The super PAC, which is aligned with Senate Majority Leader Mitch McConnell (R-Ky.), is making a more modest $150,000 investment in get-out-the-vote efforts and digital advertising this week, Pack said. The group has also been adding money to other, more pressing contests.
While the group did not place any reservations for airtime, the choice not to invest in more television ads at the end of the race highlights the GOP’s dwindling confidence in its ability to defeat Sen. Joe Manchin III, a centrist Democrat who has frequently sided with President Trump. Manchin is facing state Attorney General Patrick Morrisey (R).
The ad decision comes as both parties make last-minute money moves reflecting their biggest priorities and vulnerabilities in the fight for control of the Senate. Democratic groups are sending reinforcements this week to Minnesota to help Sen. Tina Smith, signaling potential concern in a race that has been under the national radar.
Republicans are trying to keep and possibly add to their 51-to-49 Senate majority, hoping to capitalize on a favorable map that includes plenty of races in states that Trump won. Polls show tight contests in several battlegrounds that stand to decide which party will control the chamber.
In addition to West Virginia and Minnesota, strategists in both parties are watching Florida, Indiana, Missouri, Montana, New Jersey, North Dakota, Arizona, Nevada, Tennessee and Texas.
Nonpartisan analysts regard Republicans as the favorites to keep control of the Senate. But Republicans are not favored to keep the House, given the many suburban swing districts in play where Trump is unpopular.
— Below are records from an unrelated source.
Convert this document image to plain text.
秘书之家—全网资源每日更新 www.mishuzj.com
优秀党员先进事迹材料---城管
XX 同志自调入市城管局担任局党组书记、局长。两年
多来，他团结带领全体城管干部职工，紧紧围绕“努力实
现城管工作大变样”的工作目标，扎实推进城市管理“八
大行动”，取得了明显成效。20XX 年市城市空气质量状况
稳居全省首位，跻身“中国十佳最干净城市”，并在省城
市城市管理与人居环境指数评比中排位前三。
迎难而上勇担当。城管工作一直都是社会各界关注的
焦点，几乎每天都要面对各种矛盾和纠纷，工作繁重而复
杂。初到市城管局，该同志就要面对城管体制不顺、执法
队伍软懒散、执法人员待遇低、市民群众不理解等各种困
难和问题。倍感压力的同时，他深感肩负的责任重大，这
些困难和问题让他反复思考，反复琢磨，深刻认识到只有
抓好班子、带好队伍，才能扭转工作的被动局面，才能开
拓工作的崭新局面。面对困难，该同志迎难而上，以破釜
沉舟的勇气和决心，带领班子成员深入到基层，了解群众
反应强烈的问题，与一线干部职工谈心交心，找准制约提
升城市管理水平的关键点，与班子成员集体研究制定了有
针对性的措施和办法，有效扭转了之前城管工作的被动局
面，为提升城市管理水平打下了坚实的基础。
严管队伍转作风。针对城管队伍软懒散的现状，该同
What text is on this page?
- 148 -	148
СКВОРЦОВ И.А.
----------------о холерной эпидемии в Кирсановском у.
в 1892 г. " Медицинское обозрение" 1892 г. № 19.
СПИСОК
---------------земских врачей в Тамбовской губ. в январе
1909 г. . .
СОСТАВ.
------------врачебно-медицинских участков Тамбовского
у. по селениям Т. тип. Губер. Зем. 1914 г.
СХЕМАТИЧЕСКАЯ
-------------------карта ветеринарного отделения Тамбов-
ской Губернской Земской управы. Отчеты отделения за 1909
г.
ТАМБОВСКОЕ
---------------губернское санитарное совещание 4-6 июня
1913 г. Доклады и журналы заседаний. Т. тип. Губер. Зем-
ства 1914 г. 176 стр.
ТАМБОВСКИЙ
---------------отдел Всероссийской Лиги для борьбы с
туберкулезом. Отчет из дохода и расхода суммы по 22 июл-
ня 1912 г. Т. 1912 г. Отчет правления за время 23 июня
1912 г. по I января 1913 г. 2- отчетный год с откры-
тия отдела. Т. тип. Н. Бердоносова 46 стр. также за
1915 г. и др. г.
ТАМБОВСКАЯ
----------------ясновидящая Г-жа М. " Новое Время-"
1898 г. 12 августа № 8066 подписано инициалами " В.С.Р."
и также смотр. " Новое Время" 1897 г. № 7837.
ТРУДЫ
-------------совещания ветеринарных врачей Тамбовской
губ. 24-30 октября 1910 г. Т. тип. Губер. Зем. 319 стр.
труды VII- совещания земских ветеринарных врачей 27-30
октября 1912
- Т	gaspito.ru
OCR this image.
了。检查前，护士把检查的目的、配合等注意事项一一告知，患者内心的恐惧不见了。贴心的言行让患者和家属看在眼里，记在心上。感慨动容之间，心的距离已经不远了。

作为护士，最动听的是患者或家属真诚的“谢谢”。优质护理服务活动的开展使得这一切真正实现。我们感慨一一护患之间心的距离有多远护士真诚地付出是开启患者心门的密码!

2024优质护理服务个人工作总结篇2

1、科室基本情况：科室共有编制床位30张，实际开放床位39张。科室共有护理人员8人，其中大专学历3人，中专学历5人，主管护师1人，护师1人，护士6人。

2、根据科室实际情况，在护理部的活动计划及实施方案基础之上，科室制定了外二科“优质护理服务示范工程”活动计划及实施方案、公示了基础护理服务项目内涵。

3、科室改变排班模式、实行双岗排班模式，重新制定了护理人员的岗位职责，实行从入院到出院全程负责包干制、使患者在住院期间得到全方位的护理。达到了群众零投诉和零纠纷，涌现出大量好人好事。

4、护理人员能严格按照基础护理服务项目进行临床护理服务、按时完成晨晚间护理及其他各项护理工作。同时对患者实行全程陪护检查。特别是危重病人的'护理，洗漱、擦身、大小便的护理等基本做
Trump won more than 68 percent of the vote in West Virginia — his largest share in any state — and he plans to campaign there Friday. Recent public polls show Manchin leading Morrisey by single digits. Republicans have privately voiced some pessimism about the race during the past several weeks, although the Democratic-led Senate Majority PAC remains on the air.
Manchin was the only Democrat who voted for Supreme Court Justice Brett M. Kavanaugh’s confirmation. Republicans have aggressively pointed to Kavanaugh’s contentious confirmation fight in an effort to motivate people to vote Republican in the more conservative states.
The Democratic Senatorial Campaign Committee, meanwhile, started its first ad campaign in the Minnesota race Thursday. Smith is facing state Sen. Karin Housley (R). The DSCC is spending about $700,000 in the effort.
The Senate Majority PAC and Emily’s List, two other Democratic groups, are combining forces for a six-digit investment in digital and mail advertisements in the contest, according to strategists at the organizations.
Smith was appointed to replace Democrat Al Franken, who resigned in January following allegations that he touched women inappropriately. Smith had been lieutenant governor of Minnesota.
The GOP-led Senate Leadership Fund added about $5 million to its existing ad buys in Indiana, Montana, Missouri and Tennessee, according to a strategist familiar with the group’s spending. The strategist spoke on the condition of anonymity to be candid about the allocations.
Democratic incumbents are fighting for their political survival in the first three states, all of which went to Trump in 2016. In Tennessee, another Trump state, both parties are battling for an open seat created when Republican Bob Corker decided not to seek reelection.
The Senate Leadership Fund also is sending more than $2 million to a super PAC supporting Florida Gov. Rick Scott (R), the strategist said. Scott is trying to unseat Democratic Sen. Bill Nelson in an expensive contest where Republican optimism has faded in the past few weeks.
Super PACs such as the Senate Leadership Fund and the Senate Majority PAC can raise unlimited sums of money from donors. But they cannot coordinate strategy with candidates.
The Republican leanings of West Virginia in federal elections initially fueled GOP hopes of picking up the Senate seat there. But a divisive and bruising Republican primary and Manchin’s record — a former governor, supporter of Trump on the environment and backer of Trump’s two Supreme Court nominees — have complicated their task.